1. Field of the Invention
The present invention relates to an apparatus for connecting leads to lead frames, etc. and more particularly to an apparatus for bonding external leads of solid-state devices punched out from a film carrier to lead frames, substrates, etc.
2. Prior Art
An apparatus which connects external leads to lead frames, substrates, etc. works basically as follows: First, a solid-state device 2 (shown in FIG. 11) supported by external leads 2a on a film carrier 1 having sprocket holes 1a on both sides thereof is first punched out. The thus punched-out solid-state device 2 is positioned so that the leads 2a are aligned with lead connecting parts 3a or 4a of a lead frame 3 (shown in FIG. 12) or substrates 4 (shown in FIG. 13), respectively. The leads 2a are then bonded to the lead connecting parts 3a or 4a (as shown in FIGS. 14 and 15) to complete the entire connecting process.
Throughout the specification, the term "lead frames" refers not only to lead frames 3 but also to substrates 4.
Conventional apparatuses for connecting external leads can generally be divided into two types.
In the first type, a film carrier and lead frames are positioned so that the lead frames are laid over the film carrier. The solid-state devices on the film carrier are punched out, and at the same time, the thus punched-out solid-devices are bonded by heat and pressure to lead frames located overhead.
In the second type of apparatus, the film carrier and lead frames are positioned side by side. The solid-state devices on the film carrier are punched out, picked up by vacuum suction adhesion and then transferred to the lead frames. In this apparatus, bonding is accomplished by a separate bonding apparatus.
The above-described apparatus (the first type) is mainly for handling solid-state devices which have a small number of leads. If the solid-device device has a great number of leads, a higher degree of precision is required to position the leads exactly on the solid-state device and the lead frame.
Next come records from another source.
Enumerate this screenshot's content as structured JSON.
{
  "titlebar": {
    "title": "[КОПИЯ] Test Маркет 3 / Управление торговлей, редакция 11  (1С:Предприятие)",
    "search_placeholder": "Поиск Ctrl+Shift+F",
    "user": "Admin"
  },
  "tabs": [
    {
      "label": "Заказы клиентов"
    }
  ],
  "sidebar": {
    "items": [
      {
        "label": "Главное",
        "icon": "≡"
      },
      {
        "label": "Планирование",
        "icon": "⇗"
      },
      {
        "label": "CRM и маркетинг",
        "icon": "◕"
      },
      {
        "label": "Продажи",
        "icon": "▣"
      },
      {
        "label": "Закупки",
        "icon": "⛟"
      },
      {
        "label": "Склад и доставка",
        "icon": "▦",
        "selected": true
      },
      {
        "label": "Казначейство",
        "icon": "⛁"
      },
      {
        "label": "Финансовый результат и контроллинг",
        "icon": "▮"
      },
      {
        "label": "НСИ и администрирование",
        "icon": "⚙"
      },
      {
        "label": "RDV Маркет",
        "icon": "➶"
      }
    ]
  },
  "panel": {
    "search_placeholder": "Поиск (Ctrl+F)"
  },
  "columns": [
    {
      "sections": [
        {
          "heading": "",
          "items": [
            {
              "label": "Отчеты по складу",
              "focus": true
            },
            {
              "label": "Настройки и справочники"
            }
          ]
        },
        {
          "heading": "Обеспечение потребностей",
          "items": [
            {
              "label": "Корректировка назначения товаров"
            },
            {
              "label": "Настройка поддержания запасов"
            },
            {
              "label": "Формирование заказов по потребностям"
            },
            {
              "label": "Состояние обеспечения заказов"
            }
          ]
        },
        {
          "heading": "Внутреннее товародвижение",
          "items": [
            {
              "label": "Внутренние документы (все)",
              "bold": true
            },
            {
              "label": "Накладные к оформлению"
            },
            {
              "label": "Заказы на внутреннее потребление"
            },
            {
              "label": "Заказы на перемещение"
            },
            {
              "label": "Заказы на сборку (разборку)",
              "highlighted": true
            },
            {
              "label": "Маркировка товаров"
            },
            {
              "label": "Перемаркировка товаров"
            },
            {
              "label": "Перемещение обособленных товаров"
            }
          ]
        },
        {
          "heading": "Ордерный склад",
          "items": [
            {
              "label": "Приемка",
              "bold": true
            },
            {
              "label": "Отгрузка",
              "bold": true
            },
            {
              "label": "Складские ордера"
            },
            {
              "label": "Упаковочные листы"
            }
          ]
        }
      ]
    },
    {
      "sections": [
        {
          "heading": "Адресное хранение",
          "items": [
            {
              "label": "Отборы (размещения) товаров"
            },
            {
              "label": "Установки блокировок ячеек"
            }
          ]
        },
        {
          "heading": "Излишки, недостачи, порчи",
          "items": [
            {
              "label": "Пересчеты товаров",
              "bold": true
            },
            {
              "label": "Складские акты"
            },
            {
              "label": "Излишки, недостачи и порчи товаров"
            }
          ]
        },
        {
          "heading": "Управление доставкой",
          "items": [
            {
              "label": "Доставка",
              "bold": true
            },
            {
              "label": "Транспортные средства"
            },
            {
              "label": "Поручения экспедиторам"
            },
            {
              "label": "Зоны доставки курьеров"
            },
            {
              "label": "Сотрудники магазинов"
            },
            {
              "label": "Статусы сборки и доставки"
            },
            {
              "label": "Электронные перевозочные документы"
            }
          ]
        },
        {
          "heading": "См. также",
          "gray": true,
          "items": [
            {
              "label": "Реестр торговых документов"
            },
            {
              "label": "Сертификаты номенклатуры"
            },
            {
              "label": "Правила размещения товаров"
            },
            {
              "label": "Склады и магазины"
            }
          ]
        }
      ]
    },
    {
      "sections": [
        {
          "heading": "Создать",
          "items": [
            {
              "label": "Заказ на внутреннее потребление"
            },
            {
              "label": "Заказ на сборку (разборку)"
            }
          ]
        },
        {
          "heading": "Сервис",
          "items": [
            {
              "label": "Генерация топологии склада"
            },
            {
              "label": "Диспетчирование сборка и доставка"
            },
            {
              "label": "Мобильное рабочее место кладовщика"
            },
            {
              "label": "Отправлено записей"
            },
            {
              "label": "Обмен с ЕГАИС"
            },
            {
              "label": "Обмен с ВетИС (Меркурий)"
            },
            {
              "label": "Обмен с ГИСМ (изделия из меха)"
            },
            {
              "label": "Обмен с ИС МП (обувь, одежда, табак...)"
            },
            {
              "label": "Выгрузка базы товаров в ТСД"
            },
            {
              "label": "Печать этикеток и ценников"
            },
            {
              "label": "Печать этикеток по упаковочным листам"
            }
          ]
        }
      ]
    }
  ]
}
Accordingly, the positioning of this apparatus in which the lead frames are merely superimposed on the film carrier causes frequent positioning errors and the yield drops conspicuously. Furthermore, it is difficult to monitor the lead frames and film carrier separately. Thus, the precision of positioning tends to be poor.
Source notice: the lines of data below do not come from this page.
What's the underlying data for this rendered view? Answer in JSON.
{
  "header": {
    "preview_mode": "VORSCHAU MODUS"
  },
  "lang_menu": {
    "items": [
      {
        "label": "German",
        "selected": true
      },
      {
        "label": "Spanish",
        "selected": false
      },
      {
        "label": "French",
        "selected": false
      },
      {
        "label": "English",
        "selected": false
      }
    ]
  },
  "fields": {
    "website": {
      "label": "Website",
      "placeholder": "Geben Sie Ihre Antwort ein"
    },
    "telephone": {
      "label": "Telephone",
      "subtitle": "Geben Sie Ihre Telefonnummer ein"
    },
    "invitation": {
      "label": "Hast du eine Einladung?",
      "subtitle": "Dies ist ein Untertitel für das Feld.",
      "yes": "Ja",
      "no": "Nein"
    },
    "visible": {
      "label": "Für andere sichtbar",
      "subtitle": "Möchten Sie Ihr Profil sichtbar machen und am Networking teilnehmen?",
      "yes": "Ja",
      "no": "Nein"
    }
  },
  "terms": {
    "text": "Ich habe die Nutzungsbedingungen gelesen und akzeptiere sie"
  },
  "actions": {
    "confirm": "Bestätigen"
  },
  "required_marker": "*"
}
On the other hand, in the second type of apparatus, a difficult question rises as to how the solid-state devices (which are punched out of the film carrier) are to be fixed in place on the lead frames. To solve this problem, several different methods are employed. For example, in one method, the solid-state device is temporarily held and set in the proper position on the corresponding lead frame. Then, the leads on each side of the solid-state device are bonded in separate steps via a bonding tool that is arranged so as not to interfere the temporary positioning of the solid-state device.
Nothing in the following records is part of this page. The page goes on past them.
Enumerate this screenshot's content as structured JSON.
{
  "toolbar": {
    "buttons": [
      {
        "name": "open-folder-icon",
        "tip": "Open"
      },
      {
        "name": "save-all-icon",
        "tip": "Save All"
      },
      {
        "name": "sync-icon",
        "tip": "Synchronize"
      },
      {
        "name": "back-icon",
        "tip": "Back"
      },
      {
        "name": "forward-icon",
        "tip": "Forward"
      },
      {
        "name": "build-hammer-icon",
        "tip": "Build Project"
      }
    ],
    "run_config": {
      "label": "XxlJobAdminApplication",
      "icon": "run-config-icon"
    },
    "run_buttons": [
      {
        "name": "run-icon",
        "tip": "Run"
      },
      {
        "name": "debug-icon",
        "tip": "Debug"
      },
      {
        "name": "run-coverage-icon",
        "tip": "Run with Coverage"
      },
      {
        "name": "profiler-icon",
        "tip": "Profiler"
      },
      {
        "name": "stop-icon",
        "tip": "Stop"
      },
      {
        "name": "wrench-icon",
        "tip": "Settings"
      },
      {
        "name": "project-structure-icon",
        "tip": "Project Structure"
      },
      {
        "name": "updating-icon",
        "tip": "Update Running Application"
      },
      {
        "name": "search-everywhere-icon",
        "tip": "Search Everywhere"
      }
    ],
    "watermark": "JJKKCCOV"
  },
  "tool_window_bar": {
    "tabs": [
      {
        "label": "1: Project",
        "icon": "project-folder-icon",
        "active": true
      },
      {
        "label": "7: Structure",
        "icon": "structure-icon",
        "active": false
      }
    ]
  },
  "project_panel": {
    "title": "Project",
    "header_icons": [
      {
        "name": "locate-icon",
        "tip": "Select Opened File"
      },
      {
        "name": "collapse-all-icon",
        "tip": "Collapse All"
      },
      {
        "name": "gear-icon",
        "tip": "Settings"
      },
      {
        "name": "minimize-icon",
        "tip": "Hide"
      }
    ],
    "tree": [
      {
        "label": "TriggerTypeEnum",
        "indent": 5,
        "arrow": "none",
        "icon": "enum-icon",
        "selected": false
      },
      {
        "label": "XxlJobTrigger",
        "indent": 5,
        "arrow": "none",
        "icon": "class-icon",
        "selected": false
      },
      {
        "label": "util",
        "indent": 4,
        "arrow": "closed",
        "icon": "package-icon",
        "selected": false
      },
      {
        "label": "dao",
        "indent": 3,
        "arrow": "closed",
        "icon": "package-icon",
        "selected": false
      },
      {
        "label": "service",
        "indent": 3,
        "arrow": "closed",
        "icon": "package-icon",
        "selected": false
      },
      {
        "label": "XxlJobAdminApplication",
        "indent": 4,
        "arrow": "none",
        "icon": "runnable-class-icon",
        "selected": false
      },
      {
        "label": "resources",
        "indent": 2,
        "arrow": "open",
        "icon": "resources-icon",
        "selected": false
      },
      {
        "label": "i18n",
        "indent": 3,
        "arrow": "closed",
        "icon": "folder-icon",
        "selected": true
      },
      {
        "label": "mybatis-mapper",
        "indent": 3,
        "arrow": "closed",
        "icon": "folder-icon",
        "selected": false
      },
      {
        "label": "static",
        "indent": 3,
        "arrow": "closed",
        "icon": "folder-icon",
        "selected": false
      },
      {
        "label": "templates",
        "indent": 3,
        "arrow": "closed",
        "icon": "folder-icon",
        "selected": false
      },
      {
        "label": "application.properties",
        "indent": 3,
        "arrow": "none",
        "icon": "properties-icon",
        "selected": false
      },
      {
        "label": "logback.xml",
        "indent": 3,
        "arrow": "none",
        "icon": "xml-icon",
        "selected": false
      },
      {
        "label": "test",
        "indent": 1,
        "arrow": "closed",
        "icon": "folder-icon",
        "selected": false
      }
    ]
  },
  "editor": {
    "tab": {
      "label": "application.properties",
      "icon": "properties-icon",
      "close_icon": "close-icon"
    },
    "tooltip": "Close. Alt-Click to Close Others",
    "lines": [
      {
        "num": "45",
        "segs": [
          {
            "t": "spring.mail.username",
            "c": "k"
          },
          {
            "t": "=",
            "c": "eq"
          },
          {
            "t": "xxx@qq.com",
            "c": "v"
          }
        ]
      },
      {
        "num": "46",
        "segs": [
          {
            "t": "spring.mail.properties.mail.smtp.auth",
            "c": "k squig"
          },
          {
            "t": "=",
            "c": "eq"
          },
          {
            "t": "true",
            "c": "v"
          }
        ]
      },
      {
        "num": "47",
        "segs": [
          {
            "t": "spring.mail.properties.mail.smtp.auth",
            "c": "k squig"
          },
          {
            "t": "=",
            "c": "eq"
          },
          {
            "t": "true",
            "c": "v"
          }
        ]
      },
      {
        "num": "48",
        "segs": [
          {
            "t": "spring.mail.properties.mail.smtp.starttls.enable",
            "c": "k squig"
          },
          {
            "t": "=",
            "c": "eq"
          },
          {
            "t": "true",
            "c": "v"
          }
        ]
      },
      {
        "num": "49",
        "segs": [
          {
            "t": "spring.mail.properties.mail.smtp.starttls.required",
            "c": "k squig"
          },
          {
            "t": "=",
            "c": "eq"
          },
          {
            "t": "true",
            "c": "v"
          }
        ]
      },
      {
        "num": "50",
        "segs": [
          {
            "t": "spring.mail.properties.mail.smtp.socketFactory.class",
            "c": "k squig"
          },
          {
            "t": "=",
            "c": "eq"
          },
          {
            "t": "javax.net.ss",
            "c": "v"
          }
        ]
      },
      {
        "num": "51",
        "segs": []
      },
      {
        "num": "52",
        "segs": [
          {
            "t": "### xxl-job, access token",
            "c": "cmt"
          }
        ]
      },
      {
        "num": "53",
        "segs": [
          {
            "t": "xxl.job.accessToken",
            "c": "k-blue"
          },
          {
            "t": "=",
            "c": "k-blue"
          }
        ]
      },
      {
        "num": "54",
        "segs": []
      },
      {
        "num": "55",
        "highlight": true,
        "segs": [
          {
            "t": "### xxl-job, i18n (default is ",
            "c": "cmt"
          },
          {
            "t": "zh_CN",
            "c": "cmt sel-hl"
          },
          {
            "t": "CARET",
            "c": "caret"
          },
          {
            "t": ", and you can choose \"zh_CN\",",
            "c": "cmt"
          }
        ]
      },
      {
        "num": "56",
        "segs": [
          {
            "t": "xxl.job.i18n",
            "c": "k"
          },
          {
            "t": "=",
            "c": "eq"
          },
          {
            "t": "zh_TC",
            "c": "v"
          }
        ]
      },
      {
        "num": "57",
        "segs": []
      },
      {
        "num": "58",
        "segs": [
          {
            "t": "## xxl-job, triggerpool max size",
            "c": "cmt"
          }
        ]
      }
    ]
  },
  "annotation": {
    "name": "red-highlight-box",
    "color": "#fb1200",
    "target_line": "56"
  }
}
In another method, each punched-out solid-state device is placed on the lead frame without it being temporarily held, and the leads on the respective sides of the solid-state device are all bonded at the same time.
However, these methods have their drawbacks in that if the bonding process is divided into several steps, working efficiency becomes poor. On the other hand, the precision of the position doing the bonding tends to decrease if the bonding is performed without the solid-state devices being held temporarily.